Posted by Longhorn Actual
Member since Dec 2023
2900 posts
Posted on 3/12/24 at 9:53 pm to
quote:

Inflation is 3.5% right now - a smidge too high, basically.


Inflation vs. relative price.

Certainly you know the difference, and how the "basket" in the aggregate is not representative of the specific things in the basket because of differences in price elasticity among various items.

And how price-elasticity within the basket drives the inflationary items even higher and the deflationary items even lower, causing the aggregate inflation number to remain the same while the guts of the basket are drastically different.

And also how fixed-and lower-income households are less able to reduce spending since they're spending mostly on essentials.

And how those things tie into/affect each other.

But yeah, "3.5%...just a smidge too high."

quote:

We had nearly 20 years of disinflation - largely due to China. If we are going to insist on being at odds with China, then I don't see an easy glidepath right back to disinflation.

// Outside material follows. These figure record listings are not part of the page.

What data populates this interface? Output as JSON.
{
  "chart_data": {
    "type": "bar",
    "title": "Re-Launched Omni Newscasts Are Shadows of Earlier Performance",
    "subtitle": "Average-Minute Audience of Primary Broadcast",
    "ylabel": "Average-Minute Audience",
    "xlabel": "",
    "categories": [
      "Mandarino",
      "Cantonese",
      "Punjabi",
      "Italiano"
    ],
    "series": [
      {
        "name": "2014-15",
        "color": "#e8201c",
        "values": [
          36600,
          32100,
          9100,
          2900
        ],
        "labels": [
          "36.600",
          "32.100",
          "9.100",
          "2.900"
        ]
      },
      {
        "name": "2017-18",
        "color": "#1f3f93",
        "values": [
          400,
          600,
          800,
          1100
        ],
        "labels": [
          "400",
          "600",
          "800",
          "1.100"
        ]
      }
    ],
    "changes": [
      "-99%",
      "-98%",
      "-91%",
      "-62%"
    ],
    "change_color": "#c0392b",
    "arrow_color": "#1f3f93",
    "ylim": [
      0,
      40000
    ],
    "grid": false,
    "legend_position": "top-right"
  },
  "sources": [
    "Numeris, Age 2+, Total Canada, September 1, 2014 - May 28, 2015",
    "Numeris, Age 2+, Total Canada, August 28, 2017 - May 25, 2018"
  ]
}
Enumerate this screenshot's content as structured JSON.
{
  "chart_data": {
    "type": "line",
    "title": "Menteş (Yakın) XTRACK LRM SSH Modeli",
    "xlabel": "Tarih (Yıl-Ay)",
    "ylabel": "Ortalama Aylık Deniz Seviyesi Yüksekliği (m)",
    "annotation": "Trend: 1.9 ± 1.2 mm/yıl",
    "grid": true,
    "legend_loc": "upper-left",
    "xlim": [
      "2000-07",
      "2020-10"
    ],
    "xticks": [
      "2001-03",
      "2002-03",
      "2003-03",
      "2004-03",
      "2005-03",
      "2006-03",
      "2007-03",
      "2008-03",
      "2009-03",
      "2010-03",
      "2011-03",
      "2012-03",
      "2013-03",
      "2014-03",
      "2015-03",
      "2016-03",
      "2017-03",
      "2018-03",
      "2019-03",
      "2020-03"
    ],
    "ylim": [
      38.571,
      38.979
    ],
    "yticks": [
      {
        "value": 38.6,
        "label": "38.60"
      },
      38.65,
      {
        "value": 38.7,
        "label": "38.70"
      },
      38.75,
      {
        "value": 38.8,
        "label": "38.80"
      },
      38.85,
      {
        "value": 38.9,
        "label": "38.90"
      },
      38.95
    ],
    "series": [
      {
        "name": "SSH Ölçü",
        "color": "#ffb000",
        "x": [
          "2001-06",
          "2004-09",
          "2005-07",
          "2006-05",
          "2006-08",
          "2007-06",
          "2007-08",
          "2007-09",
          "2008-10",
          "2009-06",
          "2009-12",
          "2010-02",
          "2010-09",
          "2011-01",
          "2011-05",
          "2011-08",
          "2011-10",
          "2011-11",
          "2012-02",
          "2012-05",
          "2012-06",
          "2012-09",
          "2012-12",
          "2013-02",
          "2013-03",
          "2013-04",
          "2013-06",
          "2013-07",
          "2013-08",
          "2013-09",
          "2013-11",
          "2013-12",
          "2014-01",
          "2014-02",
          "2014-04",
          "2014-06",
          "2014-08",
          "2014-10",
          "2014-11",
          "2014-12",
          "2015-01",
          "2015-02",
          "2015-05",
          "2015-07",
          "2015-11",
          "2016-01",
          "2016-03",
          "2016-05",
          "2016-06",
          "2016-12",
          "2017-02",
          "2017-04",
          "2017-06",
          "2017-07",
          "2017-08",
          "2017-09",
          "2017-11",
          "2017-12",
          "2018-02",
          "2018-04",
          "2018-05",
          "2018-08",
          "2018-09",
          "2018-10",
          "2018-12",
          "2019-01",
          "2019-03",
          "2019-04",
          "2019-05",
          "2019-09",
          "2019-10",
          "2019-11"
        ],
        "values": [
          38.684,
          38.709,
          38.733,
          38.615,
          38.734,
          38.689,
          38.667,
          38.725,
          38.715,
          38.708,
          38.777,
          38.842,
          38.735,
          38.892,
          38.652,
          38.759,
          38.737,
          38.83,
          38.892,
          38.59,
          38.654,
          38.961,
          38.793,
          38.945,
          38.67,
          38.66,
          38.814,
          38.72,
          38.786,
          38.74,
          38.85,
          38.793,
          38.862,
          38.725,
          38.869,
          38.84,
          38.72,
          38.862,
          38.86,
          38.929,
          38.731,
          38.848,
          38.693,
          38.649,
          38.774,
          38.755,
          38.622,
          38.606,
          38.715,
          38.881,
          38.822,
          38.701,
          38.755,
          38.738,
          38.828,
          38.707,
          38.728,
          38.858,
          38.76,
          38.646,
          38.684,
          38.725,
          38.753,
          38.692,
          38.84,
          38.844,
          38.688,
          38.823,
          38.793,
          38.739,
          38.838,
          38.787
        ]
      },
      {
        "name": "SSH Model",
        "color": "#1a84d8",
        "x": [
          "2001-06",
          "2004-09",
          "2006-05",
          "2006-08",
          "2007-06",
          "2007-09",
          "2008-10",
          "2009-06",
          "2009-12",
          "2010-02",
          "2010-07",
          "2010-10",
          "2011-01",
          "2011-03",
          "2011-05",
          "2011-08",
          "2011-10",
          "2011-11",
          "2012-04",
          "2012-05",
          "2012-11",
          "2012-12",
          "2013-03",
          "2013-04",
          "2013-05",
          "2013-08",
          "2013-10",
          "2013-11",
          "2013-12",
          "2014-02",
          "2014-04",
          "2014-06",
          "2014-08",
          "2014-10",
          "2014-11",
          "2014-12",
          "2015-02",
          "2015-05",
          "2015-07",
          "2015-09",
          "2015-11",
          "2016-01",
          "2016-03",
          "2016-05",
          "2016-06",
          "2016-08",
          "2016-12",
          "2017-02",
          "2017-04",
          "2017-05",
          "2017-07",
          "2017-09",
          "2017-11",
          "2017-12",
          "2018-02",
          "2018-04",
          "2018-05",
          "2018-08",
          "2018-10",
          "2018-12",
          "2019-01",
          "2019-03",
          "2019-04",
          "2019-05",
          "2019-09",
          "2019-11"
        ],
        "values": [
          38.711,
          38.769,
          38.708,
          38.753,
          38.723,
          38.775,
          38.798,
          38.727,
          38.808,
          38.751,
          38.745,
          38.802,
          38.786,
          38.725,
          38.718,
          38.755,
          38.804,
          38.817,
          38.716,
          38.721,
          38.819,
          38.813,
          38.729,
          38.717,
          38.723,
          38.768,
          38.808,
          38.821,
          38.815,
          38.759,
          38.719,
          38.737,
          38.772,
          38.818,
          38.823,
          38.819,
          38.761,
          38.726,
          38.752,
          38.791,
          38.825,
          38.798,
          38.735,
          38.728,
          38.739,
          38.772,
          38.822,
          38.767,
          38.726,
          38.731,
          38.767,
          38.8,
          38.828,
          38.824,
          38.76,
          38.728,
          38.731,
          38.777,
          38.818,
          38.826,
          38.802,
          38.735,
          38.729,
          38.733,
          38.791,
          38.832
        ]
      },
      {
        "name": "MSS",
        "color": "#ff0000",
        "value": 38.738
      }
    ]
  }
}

Don't necessarily disagree here, only that "cheap shite from China" isn't the only way to keep prices down. Plenty goes into price on the supply side (more than just cost of inputs), but demand plays a big role too.

quote:

You seem very concerned with inflation. There are other credible observers concerned about DEflation.


I'd love to hear it. DEflation isn't generally a good thing, but I don't see it happening anyway. If it does, we're already screwed.

quote:

Yes. Literally 0% chance of passing anything even close to what he "proposed" (I argue it was merely hollow virtue signaling and now an actual proposal).



That was but ONE example of of "things that make it more expensive to do business, that gets passed to consumers via price or forces a reduction in the business conducted." And they've repeatedly shown that what they can't get passed through Congress, they'll do with "a pen and a phone" (executive order). The mere fact they're talking about raising corporate taxes is like saying "you know what would be an awesome idea? let's douse ourselves in gasoline and then build a fire." Then you come along, dismissing it because "the gas station's closed anyway, so they can't get gasoline."

quote:

I debunked this on a separate thread the other day. For all the hand-wringing about "misses to the downside", the figures for the past 14 months have been off by 13%. That is VERY accurate. Basically 3 million jobs instead of 3.5 million.


Debunked by Big Scrub TX! Well, by God, that settles it then.

While you're at it, please explain the difference between U-3 and U-6, which one they use/report, and which one is actually more useful with regard to wise policy making.

For the audience, U-6 is roughly double the U-3 numbers they report.

quote:

I certainly give you credit for having a well-argued vision of the present and the future - I just think you're pretty far off the mark. Only time will tell.



Thanks. Credit from TD is what I live for. Agree, disagree, I don't care. Knowledge is power, and I'm stuck in a hotel room watching basketball/baseball so I've got time to type.